Bank sentral Indonesia, Bank Indonesia (BI), secara konsisten menurunkan suku bunga acuan, sebuah keputusan yang mungkin menimbulkan pertanyaan di tengah perbaikan signifikan ekonomi nasional. Meskipun produk domestik bruto (PDB) Indonesia pada kuartal kedua tahun 2025 telah mencatatkan pertumbuhan mengesankan sebesar 5,12%, melebihi perkiraan para ekonom, BI tetap mengambil kebijakan pelonggaran moneter. Penurunan suku bunga terbaru ini, yang merupakan kali keempat dalam tahun ini, membawa BI Rate menjadi 5% pada Agustus 2025. Kebijakan ini menegaskan keyakinan BI terhadap potensi pertumbuhan ekonomi yang lebih besar.
Rincian Kebijakan Moneter BI di Tengah Peningkatan Ekonomi
Dalam sebuah diskusi yang diadakan di Yogyakarta pada hari Jumat, 22 Agustus 2025, Direktur Departemen Kebijakan Ekonomi dan Moneter BI, Juli Budi Winantya, menjelaskan latar belakang di balik keputusan ini.

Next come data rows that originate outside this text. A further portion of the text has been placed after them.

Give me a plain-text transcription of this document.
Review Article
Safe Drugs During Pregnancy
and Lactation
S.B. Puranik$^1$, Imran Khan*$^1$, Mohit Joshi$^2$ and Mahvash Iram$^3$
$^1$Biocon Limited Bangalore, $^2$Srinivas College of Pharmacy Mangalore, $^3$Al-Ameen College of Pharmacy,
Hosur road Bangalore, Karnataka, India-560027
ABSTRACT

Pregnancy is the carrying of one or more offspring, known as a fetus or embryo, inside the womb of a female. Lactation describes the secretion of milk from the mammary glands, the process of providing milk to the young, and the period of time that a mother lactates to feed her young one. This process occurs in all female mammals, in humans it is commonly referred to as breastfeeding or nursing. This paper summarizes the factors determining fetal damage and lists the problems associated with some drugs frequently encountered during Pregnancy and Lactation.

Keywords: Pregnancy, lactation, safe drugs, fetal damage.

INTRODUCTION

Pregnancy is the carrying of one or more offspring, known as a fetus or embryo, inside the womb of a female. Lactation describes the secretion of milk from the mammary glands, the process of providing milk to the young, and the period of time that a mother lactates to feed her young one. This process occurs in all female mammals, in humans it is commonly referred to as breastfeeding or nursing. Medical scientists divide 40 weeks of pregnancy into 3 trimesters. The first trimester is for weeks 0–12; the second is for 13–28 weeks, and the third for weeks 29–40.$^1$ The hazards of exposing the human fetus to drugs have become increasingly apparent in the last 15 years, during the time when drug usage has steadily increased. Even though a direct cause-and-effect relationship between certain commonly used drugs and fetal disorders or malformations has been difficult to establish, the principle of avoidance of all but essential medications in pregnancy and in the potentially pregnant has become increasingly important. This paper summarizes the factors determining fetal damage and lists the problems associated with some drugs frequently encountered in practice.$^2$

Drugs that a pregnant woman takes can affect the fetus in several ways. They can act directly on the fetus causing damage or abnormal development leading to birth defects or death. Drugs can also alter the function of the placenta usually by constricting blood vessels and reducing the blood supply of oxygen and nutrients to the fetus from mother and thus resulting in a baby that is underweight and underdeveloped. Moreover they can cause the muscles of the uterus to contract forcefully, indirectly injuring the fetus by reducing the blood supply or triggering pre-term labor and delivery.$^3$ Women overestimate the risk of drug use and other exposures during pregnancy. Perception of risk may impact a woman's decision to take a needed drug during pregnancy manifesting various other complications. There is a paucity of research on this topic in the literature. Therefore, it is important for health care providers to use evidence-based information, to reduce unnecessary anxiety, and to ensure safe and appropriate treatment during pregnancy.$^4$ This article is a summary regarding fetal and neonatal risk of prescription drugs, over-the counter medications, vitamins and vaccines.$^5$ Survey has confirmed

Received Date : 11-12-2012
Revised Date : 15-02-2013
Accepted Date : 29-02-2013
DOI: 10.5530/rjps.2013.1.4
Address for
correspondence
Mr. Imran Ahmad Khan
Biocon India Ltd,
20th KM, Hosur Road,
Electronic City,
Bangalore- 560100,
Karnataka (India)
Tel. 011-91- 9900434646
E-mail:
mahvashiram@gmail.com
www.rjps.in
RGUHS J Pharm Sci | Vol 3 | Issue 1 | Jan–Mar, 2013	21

Menurut Juli, kapasitas ekonomi Indonesia masih memiliki ruang yang luas untuk diakselerasi guna mencapai tingkat pertumbuhan yang lebih substansial. Ini sejalan dengan pandangan Gubernur Bank Indonesia, Perry Warjiyo, yang mengindikasikan bahwa 'output gap' Indonesia masih negatif, menunjukkan bahwa perekonomian belum beroperasi pada kapasitas penuhnya. Oleh karena itu, masih ada peluang untuk mendorong pertumbuhan yang lebih tinggi, asalkan stabilitas inflasi dan nilai tukar tetap terjaga.
Juli Budi Winantya menekankan bahwa meskipun ekonomi menunjukkan tanda-tanda pemulihan yang kuat, inflasi tetap terkontrol dengan baik, berada dalam target kisaran BI yaitu 2,5% plus minus 1%. Pada Juli 2025, tingkat inflasi tercatat sebesar 2,37%, mengindikasikan bahwa tekanan harga masih moderat. Selain itu, stabilitas nilai tukar Rupiah juga menjadi faktor kunci. Rupiah telah menguat sebesar 1,29% (point-to-point) terhadap dolar AS hingga 19 Agustus 2025, dibandingkan dengan posisi akhir Juli 2025. Stabilitas kurs ini penting untuk menjaga inflasi impor dan memastikan bahwa kapasitas ekonomi Indonesia cukup untuk memenuhi permintaan domestik yang terus meningkat.
Refleksi dan Pandangan terhadap Kebijakan Suku Bunga
Dari perspektif pengamat ekonomi, langkah Bank Indonesia ini dapat diinterpretasikan sebagai strategi proaktif untuk memanfaatkan momentum pertumbuhan. Dengan kondisi inflasi yang stabil dan nilai tukar yang terkendali, BI memiliki fleksibilitas untuk memberikan stimulus tambahan tanpa khawatir memicu gejolak ekonomi. Ini menunjukkan sebuah pendekatan yang matang, di mana BI tidak hanya bereaksi terhadap data ekonomi saat ini, tetapi juga mempertimbangkan potensi jangka panjang. Keputusan ini mengirimkan sinyal positif kepada pasar bahwa BI yakin akan prospek ekonomi Indonesia dan siap mendukung ekspansi lebih lanjut. Namun, tantangannya adalah memastikan bahwa penurunan suku bunga ini benar-benar mendorong investasi dan konsumsi, serta terdistribusi secara merata di seluruh sektor ekonomi, demi pertumbuhan yang inklusif dan berkelanjutan.